I grew up in a home where the scent of coffee was always present. My parents created their own tradition of drinking coffee early in the morning before going to work. I remember loving waking up to their small talk combined with that beautiful and almost addictive scent. After coming back from work they would, once again, continue with their small ritual. Us kids would sit around them and listen to their stories from work. I was eagerly waiting for the time when they would allow me to drink coffee with them – the enticing scent was something I was looking forward to every day of my life.
Centuries of Ottoman rule of Bosnia & Herzegovina have left us with an amazingly rich tradition and culture. Nearly four hundred years of the Ottoman period can still be seen in the architecture works and occasional shared lexicon. However, when it comes to coffee, Bosnia & Herzegovina is the place where calling the coffee by its eponymous name isn’t just a point of national pride -it is a matter of distinction. And while some countries in Southeast Europe, North Africa and Western Asia that were under the Ottoman powerful rule serve coffee that is essentially a derivation of Turkish coffee, Bosnia & Herzegovina’s coffee tradition is far more distinctive to the point that there is offense taken when referring to Bosnian coffee as Turkish. The difference is in the process of making the coffee. It begins with roasted coffee beans that are pulverized in a manual coffee grinder until they turn into a fine powder. The powdered coffee is then cooked in a copper-plated pot with a long neck (called džezva). The distinctionis here: the Turks add the powdered coffee and sugar, which is optional, to cold water and boil everything together, however, to make Bosnian coffee, the cold water is boiled alone. It is extremely essential for coffee brewed this way to not be ground in an electrical mill. It has been claimed that an electrical mill grinds the beans too much, although there isn’t any scientific proof to support this theory.
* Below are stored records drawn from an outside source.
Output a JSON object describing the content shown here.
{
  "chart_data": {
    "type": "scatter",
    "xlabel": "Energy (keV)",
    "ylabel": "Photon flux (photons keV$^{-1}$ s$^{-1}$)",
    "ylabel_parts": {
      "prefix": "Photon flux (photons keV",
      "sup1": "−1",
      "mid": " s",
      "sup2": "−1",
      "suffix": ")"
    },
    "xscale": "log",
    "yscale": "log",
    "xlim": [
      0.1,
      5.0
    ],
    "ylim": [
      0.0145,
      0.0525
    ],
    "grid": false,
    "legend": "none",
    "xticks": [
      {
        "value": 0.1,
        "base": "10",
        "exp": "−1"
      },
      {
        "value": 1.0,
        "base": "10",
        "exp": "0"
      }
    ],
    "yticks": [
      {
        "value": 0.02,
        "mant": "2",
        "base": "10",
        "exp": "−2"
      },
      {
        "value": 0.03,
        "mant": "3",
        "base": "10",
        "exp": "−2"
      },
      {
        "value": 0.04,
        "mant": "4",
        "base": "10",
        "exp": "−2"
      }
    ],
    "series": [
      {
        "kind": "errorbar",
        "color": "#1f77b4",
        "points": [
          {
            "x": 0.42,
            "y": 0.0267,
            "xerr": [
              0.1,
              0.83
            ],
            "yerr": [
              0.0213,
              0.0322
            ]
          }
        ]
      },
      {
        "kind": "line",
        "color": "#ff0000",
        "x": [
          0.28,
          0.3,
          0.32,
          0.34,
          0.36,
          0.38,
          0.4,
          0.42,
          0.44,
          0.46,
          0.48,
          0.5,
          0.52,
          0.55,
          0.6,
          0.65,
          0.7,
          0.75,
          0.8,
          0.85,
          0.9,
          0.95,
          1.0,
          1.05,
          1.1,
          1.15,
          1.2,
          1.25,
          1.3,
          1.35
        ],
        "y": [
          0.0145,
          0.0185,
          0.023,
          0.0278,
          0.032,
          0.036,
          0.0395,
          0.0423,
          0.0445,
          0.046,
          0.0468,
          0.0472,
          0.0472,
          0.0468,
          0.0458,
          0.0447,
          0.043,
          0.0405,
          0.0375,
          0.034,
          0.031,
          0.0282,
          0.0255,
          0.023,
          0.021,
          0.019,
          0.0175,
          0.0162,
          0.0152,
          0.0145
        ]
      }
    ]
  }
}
After the water comes to a boil, a small amount of it is left aside and the rest is poured over the ground coffee in the coffee pot (džezva). Džezva is placed on the stove until the liquid boils again and raises to the point of overflowing. This is how the thick foam is created. The process may be repeated several times but at the end of it, the water that has been set aside should be added to the pot. At the first glance, both Bosnian and Turskih coffee look alike – thick as mud and dark as night. And although the taste of both of them is bitter and very potent, people say Bosnian coffee reminds them of a strong espresso with subtle chocolate flavor.
Another difference is in serving the coffee. In Turkey, the cezve (Turkish for džezva) remains in the kitchen and the coffee is served in a single cup. In Bosnia, džezva is served on a warm round copper tray, along with a traditional coffee cup called fildžan, a dish full of sugar cubes and a rahat lokum – traditional Bosnian candy. Džezva being brought out of kitchen has its advantages – it keeps the coffee hot for a long period of time which is is intended to make one enjoy the coffee instead of drinking it hurriedly – the strength of the coffee does not allow for the latter. Bosnians tend to sit in front of their cup for long, socializing and making conversation. Džezva retains the heat and gives one more time to enjoy the coffee. The traditional way of drinking coffee includes a sugar cube. Dip it in the coffee and bite the dipped part with your teeth. Put it under your tongue and sip the coffee to allow the sugar to dissolve.
In Bosnia, coffee drinking is not just to get a shot of caffeine or survive a long day at work. In fact, it rarely implies a concrete need for a caffeine dose in order to continue with your day. No matter how tight the schedule is, a Bosnian never says ‘no’ to a coffee invitation. The invitation for coffee, in Bosnia & Herzegovina, is an invitation for a conversation. It means you allocated the time of your day for your family and friends. Enjoying the small things in life to us, Bosnians, means everything, and that exactly is why the coffee-drinking culture of my country is very important to its people.